Especially difficult is that all economics is political economics, all finance is political finance, and all central banking is political central banking.  Politics is always stirring and dumping spices, and sometimes poison, into the economic stew, especially by starting and prolonging wars, which are the single most important financial events.  Just now we have plenty of war to contend with.   

What are the central bankers to do?  A good place to start is intellectual realism about how genuinely cloudy the economic future is.  As an ancient Roman concluded, “Res hominum tanta caligine volvi.” (“Human affairs are surrounded by so much fog!”) 

Sticking to the Assigned Mission 

Also in his Stanford speech, Chairman Powell cited two well-known goals assigned by Congress to the Fed: maximum employment and stable prices. Note that the second, as written in the Federal Reserve Act, is exactly as Powell stated: “stable prices” — not “stable inflation,” “low inflation,” “perpetual inflation at 2 percent,” or any other price target except “stable prices.”  Obviously, the Fed has not achieved stable prices.  Should it nevertheless take on additional issues not assigned by Congress? 

Powell answered soundly: No. “We need to continually earn [our] grant of independence,” he said, “by sticking to our knitting.” 

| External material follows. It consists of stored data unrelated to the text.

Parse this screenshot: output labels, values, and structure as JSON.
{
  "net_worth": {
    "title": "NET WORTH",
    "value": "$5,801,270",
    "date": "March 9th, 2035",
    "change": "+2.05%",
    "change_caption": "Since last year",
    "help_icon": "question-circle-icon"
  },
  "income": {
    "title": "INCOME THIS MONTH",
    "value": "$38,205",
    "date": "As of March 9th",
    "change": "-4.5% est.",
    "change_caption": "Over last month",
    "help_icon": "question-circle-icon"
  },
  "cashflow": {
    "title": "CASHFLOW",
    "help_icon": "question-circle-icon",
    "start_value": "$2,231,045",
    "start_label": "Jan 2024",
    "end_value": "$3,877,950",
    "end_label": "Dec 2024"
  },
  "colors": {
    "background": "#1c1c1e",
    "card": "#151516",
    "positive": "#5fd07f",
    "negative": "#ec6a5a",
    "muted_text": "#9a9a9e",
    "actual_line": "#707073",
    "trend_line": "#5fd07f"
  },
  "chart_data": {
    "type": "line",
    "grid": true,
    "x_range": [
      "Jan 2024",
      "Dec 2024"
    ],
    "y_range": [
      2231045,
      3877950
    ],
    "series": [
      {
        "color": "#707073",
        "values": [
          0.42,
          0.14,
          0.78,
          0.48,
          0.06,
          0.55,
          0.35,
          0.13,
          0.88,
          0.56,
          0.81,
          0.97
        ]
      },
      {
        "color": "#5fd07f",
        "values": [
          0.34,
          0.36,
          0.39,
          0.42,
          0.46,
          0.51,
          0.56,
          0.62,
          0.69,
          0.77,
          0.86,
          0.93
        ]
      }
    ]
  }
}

He continued in a paragraph well worth quoting at length: 

        To maintain the public’s trust, we also need to avoid ‘mission creep.’  Our nation faces many challenges, some of which directly or indirectly involve the economy.  Fed policymakers are often pressed to take a position on issues that are arguably relevant to the economy but not within our mandate, such as particular tax and spending policies, immigration policy, and trade policy.  Climate change is another current example.  Policies to address climate change are the business of elected officials and those agencies they have charged with this responsibility.  The Fed has received no such charge. 

Very true, it hasn’t. 

Thus, he said, “We are not, nor do we seek to be, climate policymakers.”  Nor is the Fed, nor should it seek to be, a policymaker for illegal immigration, law enforcement, failing public schools, the bankrupt student loan fiasco, insolvent Social Security and Medicaid programs, or scores of other issues.   

Powell’s general conclusion is excellent: “In short, doing our job well requires that we respect the limits of our mandate.” This is consistent with his sensible 2024 Senate testimony that the Fed cannot create a US central bank digital currency without Congressional authorization. 

But when it comes to controlling Fed mission creep regarding climate change, Powell did leave himself a significant hedge that Congress should think about.  This was: “We do, however, have a narrow role that relates to our responsibilities as a bank supervisor.  The public will expect that the institutions we regulate and supervise will understand and be able to manage the material risks they face, which, over time, are likely to include climate-related risks.” 

How narrow is “narrow”?  Will Fed actions in this respect be mandate-disciplined?  Or under a different Fed leadership, might they swell and create a gap in limits big enough to drive a (presumably electric) truck through?  We know that out-of-control financial regulators can decide to act as legislatures on their own, such as in the notorious Operation Choke Point scandal.  Political actors who cannot get the Congress to approve their notions have discovered that the banking system is indeed a choke point for anybody needing to make financial transactions — that is, everybody.  The most dangerous thing about a central bank digital currency is that the Fed itself could become a monopoly choke point operator, the dark possibilities of which have already been demonstrated in China and Canada. 

Congress should applaud Chairman Powell’s candor on uncertainty and strongly support his principle of operating the Fed within the limits of its mandate.  But as Fed leadership and presidential administrations come and go, Congress should itself define, not leave up to the Fed, what “narrow” expansions of the Fed’s role are authorized, and what is beyond the limits.